The basics are simple. The best 5-card hand, out of however many cards are out there, wins, period. In 5-card games that is pretty easy (before you get to the wild card options). In 7-card games, you get to choose which 5 you use as your hand. Easy so far? Ah, the first question is often: “but what wins?” First how do the cards rank? The Ace is most often high, excepting those strange variants where it can be both; and when you can wrap a straight around – don’t ask. Really. The answer gets into those variants of 7-card, maybe 5-card too, but that isn’t in the author’s experience. The rest of the deck follows in declining order of rank: King, Queen, Jack, 10, 9, 8, 7, 6, 5, 4, 3, and 2.

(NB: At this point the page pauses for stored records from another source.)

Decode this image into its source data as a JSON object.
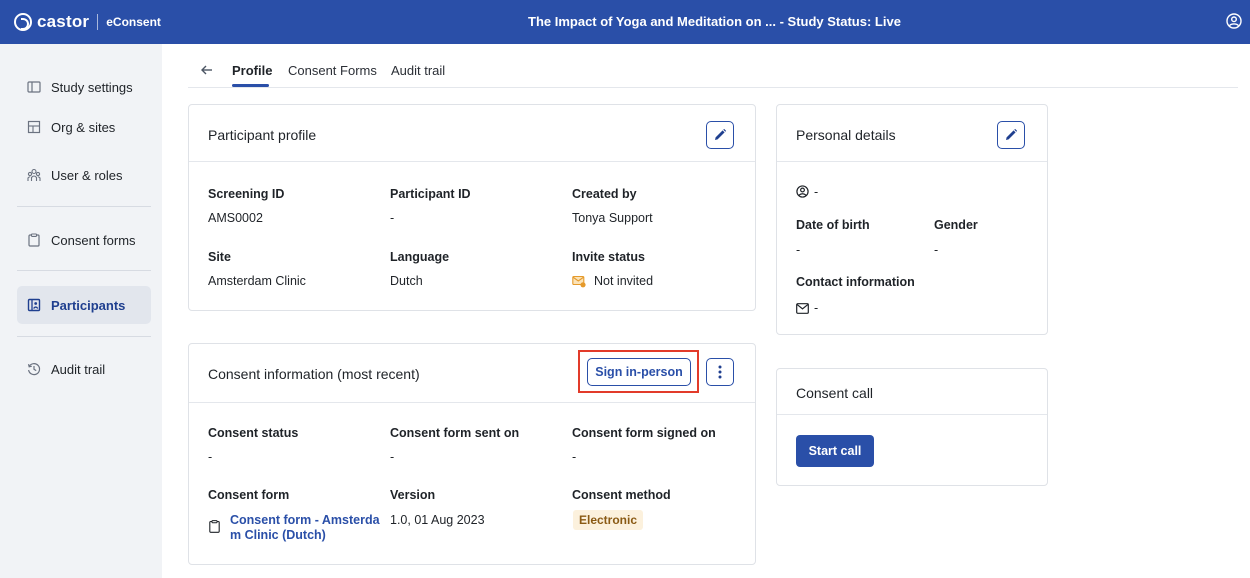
{
  "app": {
    "brand": "castor",
    "product": "eConsent",
    "title": "The Impact of Yoga and Meditation on ...  - Study Status: Live"
  },
  "sidebar": {
    "items": [
      {
        "label": "Study settings",
        "icon": "book-icon"
      },
      {
        "label": "Org & sites",
        "icon": "building-icon"
      },
      {
        "label": "User & roles",
        "icon": "users-icon"
      },
      {
        "label": "Consent forms",
        "icon": "clipboard-icon"
      },
      {
        "label": "Participants",
        "icon": "participants-icon",
        "active": true
      },
      {
        "label": "Audit trail",
        "icon": "history-icon"
      }
    ]
  },
  "tabs": [
    {
      "label": "Profile",
      "active": true
    },
    {
      "label": "Consent Forms"
    },
    {
      "label": "Audit trail"
    }
  ],
  "participant_profile": {
    "title": "Participant profile",
    "fields": {
      "screening_id": {
        "label": "Screening ID",
        "value": "AMS0002"
      },
      "participant_id": {
        "label": "Participant ID",
        "value": "-"
      },
      "created_by": {
        "label": "Created by",
        "value": "Tonya Support"
      },
      "site": {
        "label": "Site",
        "value": "Amsterdam Clinic"
      },
      "language": {
        "label": "Language",
        "value": "Dutch"
      },
      "invite_status": {
        "label": "Invite status",
        "value": "Not invited"
      }
    }
  },
  "personal_details": {
    "title": "Personal details",
    "name_value": "-",
    "date_of_birth": {
      "label": "Date of birth",
      "value": "-"
    },
    "gender": {
      "label": "Gender",
      "value": "-"
    },
    "contact": {
      "label": "Contact information",
      "value": "-"
    }
  },
  "consent_information": {
    "title": "Consent information (most recent)",
    "sign_button": "Sign in-person",
    "fields": {
      "consent_status": {
        "label": "Consent status",
        "value": "-"
      },
      "sent_on": {
        "label": "Consent form sent on",
        "value": "-"
      },
      "signed_on": {
        "label": "Consent form signed on",
        "value": "-"
      },
      "consent_form": {
        "label": "Consent form",
        "value_line1": "Consent form - Amsterda",
        "value_line2": "m Clinic (Dutch)"
      },
      "version": {
        "label": "Version",
        "value": "1.0, 01 Aug 2023"
      },
      "consent_method": {
        "label": "Consent method",
        "value": "Electronic"
      }
    }
  },
  "consent_call": {
    "title": "Consent call",
    "button": "Start call"
  },
  "colors": {
    "primary": "#2a4fa8",
    "highlight": "#e23b2a",
    "badge_bg": "#fcf1dd"
  }
}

The reverse order of winning hands is as follows:
High Card – where there is nothing else, usually an ace, but could be a King and the author advises the players to change the dealer if this is what they are dealing.
One pair – two of the same card, any suit; and rank counts as a pair of Aces will beat a pair of Queens;
Two pairs – any suit;
Three of a kind – any suit;
Straight – five cards in order, mixed suits fine; and if it is called, the straight can wrap around the ace, meaning “King, Ace, two, three, four” is a legitimate straight if it wraps around;
Flush – five cards of the same suit, any order;
Full House – Combination three of a kind and a pair;
Four of a Kind – All four of the same card;
Straight flush – Five consecutive cards of the same suit; and Royal straight flush – Ace to 10 of the same suit.
If two players have the same kind of hand, then the higher ranking combination wins, i.e., 3-Aces beats 3-7’s and a straight to the King beats a straight to the 8, for example. If you have identical hands, i.e., Jack pairs, then the highest ranking single card signifies the winner, as in an Ace. If both hands are identical, change dealers, suits are not used to break ties.
Okay, those are the very basics. The next series of pieces will talk about the various games as mentioned generically above. And we’ll talk about the “wild cards” in due course. It can get interesting.